High-Performance Networking for Large-Scale Science: Infrastructure, Provisioning, Transport and Application Mapping

Nageswara S. Rao, William R. Wing, Steven M. Carter, Qishi Wu, Mengxia Zhu, Anthony Mezzacappa, Oak Ridge National Laboratory
Malathi Veeraraghavan, University of Virginia
John Blondin, North Carolina State University

Large-scale science computations and experiments require unprecedented networking capabilities in terms of large bandwidth and dynamically stable connections to carry out data transfers, interactive visualizations, and monitoring and steering operations. Such high-performance network demands arise in a wide spectrum of disciplines including high energy physics, genomics, climate computations and astrophysics.

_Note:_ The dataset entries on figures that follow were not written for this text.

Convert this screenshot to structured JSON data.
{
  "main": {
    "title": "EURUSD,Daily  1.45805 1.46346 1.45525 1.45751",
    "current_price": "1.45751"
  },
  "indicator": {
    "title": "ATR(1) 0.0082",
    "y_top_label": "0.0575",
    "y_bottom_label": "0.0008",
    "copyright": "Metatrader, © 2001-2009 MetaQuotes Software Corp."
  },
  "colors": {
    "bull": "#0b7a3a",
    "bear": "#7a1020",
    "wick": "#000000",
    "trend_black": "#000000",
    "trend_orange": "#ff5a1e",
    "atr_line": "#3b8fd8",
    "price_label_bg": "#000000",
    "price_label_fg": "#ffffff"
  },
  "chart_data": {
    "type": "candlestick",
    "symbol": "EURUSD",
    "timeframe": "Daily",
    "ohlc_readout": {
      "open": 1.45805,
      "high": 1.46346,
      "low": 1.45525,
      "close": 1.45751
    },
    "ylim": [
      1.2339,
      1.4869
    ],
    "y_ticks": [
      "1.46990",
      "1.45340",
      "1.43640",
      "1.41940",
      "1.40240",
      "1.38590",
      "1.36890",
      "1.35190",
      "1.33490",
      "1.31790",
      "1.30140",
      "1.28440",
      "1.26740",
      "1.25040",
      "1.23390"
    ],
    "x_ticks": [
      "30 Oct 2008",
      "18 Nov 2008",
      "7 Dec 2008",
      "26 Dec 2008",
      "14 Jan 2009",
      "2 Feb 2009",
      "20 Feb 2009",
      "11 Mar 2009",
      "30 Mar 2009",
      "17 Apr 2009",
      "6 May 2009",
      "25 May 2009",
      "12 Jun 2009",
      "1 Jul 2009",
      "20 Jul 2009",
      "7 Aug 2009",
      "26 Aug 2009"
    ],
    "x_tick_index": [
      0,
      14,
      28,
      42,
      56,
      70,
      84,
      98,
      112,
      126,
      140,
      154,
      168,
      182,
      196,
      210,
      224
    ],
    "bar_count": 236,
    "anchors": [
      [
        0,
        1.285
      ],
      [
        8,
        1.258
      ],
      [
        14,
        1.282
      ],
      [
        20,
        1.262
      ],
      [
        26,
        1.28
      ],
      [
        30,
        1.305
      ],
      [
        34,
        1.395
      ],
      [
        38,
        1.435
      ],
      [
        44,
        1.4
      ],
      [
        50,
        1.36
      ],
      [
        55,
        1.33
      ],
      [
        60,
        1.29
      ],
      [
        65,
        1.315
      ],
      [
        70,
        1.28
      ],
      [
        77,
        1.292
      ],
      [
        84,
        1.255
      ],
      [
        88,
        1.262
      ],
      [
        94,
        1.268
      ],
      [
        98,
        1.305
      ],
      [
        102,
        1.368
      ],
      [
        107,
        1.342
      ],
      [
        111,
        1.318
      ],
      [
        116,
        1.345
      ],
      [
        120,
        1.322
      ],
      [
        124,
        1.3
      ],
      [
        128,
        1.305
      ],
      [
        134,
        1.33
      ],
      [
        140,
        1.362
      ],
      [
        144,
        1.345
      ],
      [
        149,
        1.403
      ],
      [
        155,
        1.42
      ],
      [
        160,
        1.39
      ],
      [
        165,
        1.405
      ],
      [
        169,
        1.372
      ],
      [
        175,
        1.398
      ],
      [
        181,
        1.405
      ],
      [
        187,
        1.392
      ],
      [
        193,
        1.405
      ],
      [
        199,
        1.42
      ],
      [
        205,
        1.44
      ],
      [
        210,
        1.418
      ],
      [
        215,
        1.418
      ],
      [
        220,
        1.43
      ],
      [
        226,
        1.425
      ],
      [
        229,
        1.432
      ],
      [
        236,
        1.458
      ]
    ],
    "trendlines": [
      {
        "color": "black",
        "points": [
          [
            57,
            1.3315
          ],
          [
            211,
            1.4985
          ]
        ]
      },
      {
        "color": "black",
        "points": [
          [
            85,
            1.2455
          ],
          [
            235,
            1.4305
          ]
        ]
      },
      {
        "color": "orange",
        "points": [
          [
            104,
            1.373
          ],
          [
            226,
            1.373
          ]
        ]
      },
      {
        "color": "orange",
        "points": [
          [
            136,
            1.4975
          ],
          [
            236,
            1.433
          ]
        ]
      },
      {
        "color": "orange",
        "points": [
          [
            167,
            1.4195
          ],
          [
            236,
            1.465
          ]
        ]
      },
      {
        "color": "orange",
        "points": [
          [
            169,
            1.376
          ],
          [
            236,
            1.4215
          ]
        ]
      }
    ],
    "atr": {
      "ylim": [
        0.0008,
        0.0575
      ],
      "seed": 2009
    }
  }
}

A number of component technologies including infrastructures, provisioning, transport and application mappings must be developed and/or optimized to achieve such networking capabilities. We describe data- and control-planes of DOE UltraScienceNet and NSF CHEETAH network testbeds that provide on-demand and scheduled dedicated network connections. In contrast to current IP networks, these connections provide both large (multiple 10s Gbps) bandwidths as well as stable and impeded channels with no competing traffic. We then describe a scheme that optimally maps a visualization pipeline onto a network to minimize the end-to-end delays. This scheme overcomes the sub-optimal performance of conventional visualization methods that employ monolithic network mappings typically in a client-server configuration. We describe some experimental results on transport protocols that achieve close to 100% utilization on dedicated 1Gbps wide-area channels. We also describe an interconnect configuration that provides multiple Gbps channels from Cray X1 to external hosts; we present data transport methods that achieve multiple Gbps rates over such channels. These methods together represent the building blocks that may be integrated to effectively carry out a Terascale Supernova computation on a supercomputer while being monitored, visualized and steered by a group of geographically dispersed domain experts.